Degradation and mineralization of antipyrine by UV-A LED photo-Fenton reaction intensified by ferrioxalate with addition of persulfate

• Published in: Separation and purification technology Vol. 172; pp. 227 - 235
• Main Authors: Davididou, Konstantina, Monteagudo, José María, Chatzisymeon, Efthalia, Durán, Antonio, Expósito, Antonio José
• Format: Journal Article
• Language: English
• Published: Elsevier B.V 01.01.2017
• Subjects: Acetates; Anions; Antipyrine; Degradation; Ferrioxalate; Formates; Methyl alcohol; Mineralization; Modelling; Oxalic acid; Persulfate; Pharmaceuticals; Radicals; UV-LED; Antipyrine; UV-LED; Modelling; Ferrioxalate; Persulfate; Pharmaceuticals
• ISSN: 1383-5866; 1873-3794
• DOI: 10.1016/j.seppur.2016.08.021

[Display omitted] •Antipyrine aqueous solution mineralization was analyzed.•Intensification of Fenton/UV-A LED with ferrioxalate was studied.•Iron/oxalic acid molar ratio plays an important role.•Artificial Neural Networks were implemented for process modelling.•Under optimal conditions, 93% TOC removal was reached in 60min. The intensification of the degradation of antipyrine in aqueous solution by using a UV-A-LED-photo-Fenton reaction intensified by ferrioxalate complexes and with addition of persulfate anions was studied. The efficiency of the reaction was evaluated in terms of antipyrine degradation and mineralization degree at different initial concentrations of hydrogen peroxide, ferrous ion, oxalic acid and persulfate anion. The reaction was carried out using a lab-scale photoreactor irradiated with artificial UV-A-LED light emitting at 365nm. Artificial neural networks (NNs) were implemented for modelling the degradation process.
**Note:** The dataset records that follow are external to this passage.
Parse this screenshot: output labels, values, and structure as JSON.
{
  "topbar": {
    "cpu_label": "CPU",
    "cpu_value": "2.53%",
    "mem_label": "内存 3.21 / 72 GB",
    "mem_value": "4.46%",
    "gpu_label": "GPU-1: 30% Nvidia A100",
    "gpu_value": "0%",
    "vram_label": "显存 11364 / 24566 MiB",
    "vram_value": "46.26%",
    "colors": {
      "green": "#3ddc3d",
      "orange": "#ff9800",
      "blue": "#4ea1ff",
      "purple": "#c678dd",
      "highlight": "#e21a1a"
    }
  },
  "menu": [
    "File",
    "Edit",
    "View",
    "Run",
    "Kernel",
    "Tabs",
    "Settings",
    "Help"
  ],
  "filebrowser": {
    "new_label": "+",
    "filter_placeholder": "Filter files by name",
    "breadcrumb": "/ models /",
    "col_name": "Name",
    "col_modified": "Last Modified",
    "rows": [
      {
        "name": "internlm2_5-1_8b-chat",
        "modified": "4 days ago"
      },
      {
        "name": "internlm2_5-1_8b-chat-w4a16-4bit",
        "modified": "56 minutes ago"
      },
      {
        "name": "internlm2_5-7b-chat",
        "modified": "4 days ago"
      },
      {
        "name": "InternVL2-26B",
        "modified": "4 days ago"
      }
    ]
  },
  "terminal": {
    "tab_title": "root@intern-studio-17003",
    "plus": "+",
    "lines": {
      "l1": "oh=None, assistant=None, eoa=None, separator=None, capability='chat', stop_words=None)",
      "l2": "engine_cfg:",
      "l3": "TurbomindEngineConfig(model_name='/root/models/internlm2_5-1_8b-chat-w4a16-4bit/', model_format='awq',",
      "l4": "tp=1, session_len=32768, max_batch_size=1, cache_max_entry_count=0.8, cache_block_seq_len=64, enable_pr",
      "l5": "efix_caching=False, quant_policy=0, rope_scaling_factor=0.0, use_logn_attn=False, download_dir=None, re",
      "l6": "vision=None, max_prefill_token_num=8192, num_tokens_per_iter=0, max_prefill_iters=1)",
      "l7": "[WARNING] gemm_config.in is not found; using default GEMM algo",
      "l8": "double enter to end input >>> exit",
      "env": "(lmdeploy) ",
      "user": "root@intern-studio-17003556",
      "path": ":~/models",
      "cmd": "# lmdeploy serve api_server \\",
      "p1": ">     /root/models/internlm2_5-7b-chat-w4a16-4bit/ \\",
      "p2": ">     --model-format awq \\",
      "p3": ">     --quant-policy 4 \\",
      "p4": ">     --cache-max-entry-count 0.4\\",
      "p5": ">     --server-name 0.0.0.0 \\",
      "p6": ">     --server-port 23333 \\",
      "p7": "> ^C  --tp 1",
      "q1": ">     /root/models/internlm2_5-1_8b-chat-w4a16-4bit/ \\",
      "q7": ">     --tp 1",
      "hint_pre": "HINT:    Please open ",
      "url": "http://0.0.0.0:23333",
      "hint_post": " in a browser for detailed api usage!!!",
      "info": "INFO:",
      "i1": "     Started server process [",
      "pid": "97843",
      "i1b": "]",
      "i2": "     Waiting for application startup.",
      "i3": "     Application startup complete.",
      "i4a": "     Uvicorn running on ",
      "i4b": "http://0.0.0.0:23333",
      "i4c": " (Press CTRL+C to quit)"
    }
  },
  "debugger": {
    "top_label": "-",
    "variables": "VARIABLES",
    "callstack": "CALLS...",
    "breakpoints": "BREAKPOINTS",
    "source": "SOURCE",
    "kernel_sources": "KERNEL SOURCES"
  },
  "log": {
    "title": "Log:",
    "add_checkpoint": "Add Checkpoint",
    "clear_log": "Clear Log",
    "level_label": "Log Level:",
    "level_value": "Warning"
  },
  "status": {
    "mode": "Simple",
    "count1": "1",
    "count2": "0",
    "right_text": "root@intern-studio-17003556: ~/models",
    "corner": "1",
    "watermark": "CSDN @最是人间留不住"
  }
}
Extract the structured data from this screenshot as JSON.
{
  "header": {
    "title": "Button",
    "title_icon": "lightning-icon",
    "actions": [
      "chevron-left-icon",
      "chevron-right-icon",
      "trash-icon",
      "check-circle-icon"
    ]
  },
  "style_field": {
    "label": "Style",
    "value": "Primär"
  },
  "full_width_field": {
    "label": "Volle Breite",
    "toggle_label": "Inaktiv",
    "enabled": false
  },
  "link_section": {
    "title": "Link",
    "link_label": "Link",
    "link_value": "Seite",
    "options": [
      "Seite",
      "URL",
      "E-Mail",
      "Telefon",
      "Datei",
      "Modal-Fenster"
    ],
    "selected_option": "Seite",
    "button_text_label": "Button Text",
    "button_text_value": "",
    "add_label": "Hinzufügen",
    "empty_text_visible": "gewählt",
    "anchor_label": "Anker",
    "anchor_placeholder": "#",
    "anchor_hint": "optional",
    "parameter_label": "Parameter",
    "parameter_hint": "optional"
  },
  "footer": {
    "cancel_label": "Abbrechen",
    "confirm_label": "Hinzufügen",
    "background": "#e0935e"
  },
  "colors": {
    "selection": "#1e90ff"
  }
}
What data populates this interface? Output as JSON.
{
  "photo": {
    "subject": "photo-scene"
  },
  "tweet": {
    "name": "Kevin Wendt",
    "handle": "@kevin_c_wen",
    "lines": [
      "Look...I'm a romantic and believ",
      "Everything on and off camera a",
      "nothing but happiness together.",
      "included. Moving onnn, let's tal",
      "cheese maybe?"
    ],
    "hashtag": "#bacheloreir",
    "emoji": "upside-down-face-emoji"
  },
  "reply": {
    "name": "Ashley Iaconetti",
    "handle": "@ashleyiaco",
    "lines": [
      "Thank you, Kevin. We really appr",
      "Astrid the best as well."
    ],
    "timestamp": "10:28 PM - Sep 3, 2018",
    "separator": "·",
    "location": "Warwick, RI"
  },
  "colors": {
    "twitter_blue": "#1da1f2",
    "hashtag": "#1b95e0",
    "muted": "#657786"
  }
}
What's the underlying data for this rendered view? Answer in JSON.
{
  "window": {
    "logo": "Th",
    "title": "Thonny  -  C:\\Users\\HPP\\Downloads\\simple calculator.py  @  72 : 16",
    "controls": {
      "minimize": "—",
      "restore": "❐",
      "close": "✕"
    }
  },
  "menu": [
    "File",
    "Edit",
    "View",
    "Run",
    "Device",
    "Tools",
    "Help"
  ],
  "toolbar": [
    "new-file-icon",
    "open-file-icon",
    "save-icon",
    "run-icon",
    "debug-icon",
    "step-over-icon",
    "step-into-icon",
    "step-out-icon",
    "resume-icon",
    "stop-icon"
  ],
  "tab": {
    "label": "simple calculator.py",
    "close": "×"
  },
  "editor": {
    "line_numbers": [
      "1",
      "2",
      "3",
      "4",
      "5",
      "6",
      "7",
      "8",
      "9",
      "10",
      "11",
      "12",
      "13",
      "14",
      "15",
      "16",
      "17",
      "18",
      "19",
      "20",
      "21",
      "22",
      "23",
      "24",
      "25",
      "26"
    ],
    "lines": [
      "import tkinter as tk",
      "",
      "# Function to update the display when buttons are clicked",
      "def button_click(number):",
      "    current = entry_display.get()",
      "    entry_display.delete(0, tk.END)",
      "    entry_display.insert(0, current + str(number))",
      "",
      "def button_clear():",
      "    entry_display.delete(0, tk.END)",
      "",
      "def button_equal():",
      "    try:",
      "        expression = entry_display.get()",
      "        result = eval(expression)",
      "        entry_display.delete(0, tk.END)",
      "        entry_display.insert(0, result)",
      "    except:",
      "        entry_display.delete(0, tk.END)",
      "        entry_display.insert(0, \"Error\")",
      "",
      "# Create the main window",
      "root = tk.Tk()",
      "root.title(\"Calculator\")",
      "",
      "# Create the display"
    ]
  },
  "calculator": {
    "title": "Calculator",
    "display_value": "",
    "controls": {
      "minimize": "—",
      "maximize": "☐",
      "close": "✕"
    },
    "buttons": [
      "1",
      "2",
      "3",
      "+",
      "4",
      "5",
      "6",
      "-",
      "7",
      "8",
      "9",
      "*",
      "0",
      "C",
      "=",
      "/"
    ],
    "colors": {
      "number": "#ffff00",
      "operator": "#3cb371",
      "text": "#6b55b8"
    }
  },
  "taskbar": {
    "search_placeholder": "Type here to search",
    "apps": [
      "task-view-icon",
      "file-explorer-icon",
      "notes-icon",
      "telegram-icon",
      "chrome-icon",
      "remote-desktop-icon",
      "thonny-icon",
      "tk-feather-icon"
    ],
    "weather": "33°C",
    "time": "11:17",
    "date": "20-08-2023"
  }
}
Under optimal conditions, complete degradation of antipyrine and 93% mineralization was reached in 2.5 and 60min, respectively. The contribution of HO radicals in this system was evaluated running the reaction in the absence and presence of appropriate quenchers such as tert-butyl alcohol and methanol. In the last step of reaction, possibly different intermediates such as 2-butenedioic acid, butanedioic acid, 4-oxo-pentanoic acid, acetate and formate can be generated which cannot be degraded by HO radicals or their reaction is very slow. This ferrioxalate-mediated system reduces the amount of H2O2 needed (100mgL−1) for antipyrine degradation and persulfate was not necessary because it could not be activated with UV-A LED nor with Fe2+ since it is quickly converted to Fe3+ forming ferrioxalate complexes.